Luke Larsen is a freelance writer, music lover, and indie game enthusiast hailing from the Great Northwest. His writing has been featured in publications such as Paste, RELEVANT, GameChurch, and Prefix. You can find him tweeting at @lalarsen11.

  • Matt

    Criticizing “worship music” is definitely a tricky undertaking. Let’s take “Friend Of God”, an older song covered by many bands/artists.

    Is it repetitive? yes.

    Is it particularly inventive with its chord progressions, song structure, or other devices? nope.

    As a work of art, “Friend of God” doesn’t do much for me. But as a vehicle for expressing the wonder of a God who desires a relationship with me–it’s incredible. I can sing the repetitive chorus over and over with joy.

    But I don’t play the song much on my iPod. I critique the song on multiple levels and I think that’s okay.

  • http://www.rendtheheavens.com Aaron

    I share some of your same feelings Luke… Hillsong stuff: Predictable? Yep. Repetitive? Yep. But… is it sincere? Yep. Do they pull it off? You bet they do. I’ve always maintained that nothing is cheesy or cliche if you really mean it, from your heart. I think what makes something manipulative or cliche is when people rely on formula to accomplish worship… as you mentioned in your post.

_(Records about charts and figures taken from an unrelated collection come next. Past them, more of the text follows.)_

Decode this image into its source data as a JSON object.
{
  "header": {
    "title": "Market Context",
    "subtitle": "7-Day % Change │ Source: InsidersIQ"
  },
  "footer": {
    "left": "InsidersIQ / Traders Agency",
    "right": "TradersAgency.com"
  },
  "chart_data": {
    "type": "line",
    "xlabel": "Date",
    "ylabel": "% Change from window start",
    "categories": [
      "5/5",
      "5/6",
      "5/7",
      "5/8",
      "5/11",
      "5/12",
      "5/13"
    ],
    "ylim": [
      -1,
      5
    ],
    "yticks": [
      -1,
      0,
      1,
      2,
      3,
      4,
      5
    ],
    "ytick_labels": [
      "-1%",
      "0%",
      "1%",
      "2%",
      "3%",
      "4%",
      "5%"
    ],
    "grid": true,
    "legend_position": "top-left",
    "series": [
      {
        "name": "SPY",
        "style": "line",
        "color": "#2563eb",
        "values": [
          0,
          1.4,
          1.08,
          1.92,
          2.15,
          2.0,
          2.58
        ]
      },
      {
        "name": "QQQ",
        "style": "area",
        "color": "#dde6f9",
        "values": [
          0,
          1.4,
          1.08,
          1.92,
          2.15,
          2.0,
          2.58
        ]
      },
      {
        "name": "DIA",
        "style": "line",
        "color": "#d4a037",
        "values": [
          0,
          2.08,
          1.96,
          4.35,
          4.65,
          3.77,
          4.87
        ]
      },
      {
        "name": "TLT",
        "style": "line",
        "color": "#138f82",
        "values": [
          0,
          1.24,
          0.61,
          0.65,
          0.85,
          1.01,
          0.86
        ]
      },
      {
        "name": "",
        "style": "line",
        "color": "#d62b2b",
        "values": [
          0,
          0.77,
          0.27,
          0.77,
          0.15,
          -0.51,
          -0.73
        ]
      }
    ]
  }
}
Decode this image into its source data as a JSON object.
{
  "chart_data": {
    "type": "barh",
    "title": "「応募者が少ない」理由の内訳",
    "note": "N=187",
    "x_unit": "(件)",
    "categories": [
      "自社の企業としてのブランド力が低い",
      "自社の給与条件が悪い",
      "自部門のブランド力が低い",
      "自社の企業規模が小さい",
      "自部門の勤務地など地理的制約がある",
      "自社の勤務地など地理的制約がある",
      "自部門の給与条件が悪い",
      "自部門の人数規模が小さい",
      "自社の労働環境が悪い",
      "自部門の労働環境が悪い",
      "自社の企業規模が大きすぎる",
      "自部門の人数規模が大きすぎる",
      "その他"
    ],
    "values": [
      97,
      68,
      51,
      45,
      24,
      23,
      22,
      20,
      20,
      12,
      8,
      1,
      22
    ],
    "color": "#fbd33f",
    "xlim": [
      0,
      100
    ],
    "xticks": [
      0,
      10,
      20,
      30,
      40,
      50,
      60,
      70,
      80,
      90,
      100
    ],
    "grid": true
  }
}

    Where it gets tricky is when it comes to our own hearts. I have to confess that I have been cut to the heart, totally convicted at times, when listening to bands like Radiohead, or Sigur Ros… where musically things are so thought out, so complex, so brilliant, so beautiful… I think to myself “Why am I not writing songs like this?” One of the most haunting memories I have is of when I was driving down the road in Nashville, listening to Christian radio, and I said out loud “This is SOOOO cheesy. This is SOOOOO overdone. This is SOOOO insincere.” And almost immediately, I felt like God spoke to me and said, “Oh yeah? Well then make something better.” In my life I’ve found it’s so easy to criticize, but it’s a lot harder to come back with an answer… with something “better”. And really, the best criticism of something is the practice of the opposite. The “positive” criticism.

    Anyway, just a few thoughts!

  • http://thefeedbackloopmusic.blogspot.com/ Luke Larsen

    Aaron,
    Totally agree. But if we all agree with the idea that one genre of music is more God-filled than another is absurd, where does that leave us as a Church who seeks to worship God?

    At times I find Hillsong so straightforward and formulaic that I am turned off from worship or even a bit depressed over modern Christian art. But where do I quite often turn when I am desperate to lay my life before God in worship? Its usually to songs like “Stronger” and “Hosanna”. But that’s just me.

  • http://www.rendtheheavens.com Aaron

    Luke,
    Right… that’s I think where it comes down to a personal challenge for me, really. The sincerity and the passion in Hillsong is what I’m attracted to. I think people will always be drawn to sincerity and passion. And I use their songs in church for corporate worship because they do a great job of being authentic and passionate, but also writing catchy pop melodies that people can learn really quickly.

    But there are other emotions, other experiences, other avenues of worship that I don’t think we’ve even touched yet, that could really be powerful and meaningfully expressed through different music. This is what I feel when I listen to Radiohead that convicts me. There’s a sadness there… a yearning, something deep inside, something not quite fully realized, not quite understood… there is confusion, there is chaos, there is pain. I have to think these were some of the things Jesus was feeling, in the garden of Gethsemene, for example. Or what Peter was feeling, when he denied Jesus. I resonate with these experiences, and they draw me to Christ in a different way… in a way that wants to understand Him in His pain, wants to sit at the foot of the cross, wants to dive into the gospel… It’s what I feel, when I knowingly sin. Is there room for this kind of emotion, this kind of “worship” in church? I hope so!

  • http://www.rendtheheavens.com Aaron

    And just to reiterate: I love what Hillsong is doing. It’s not either/or. It’s both/and.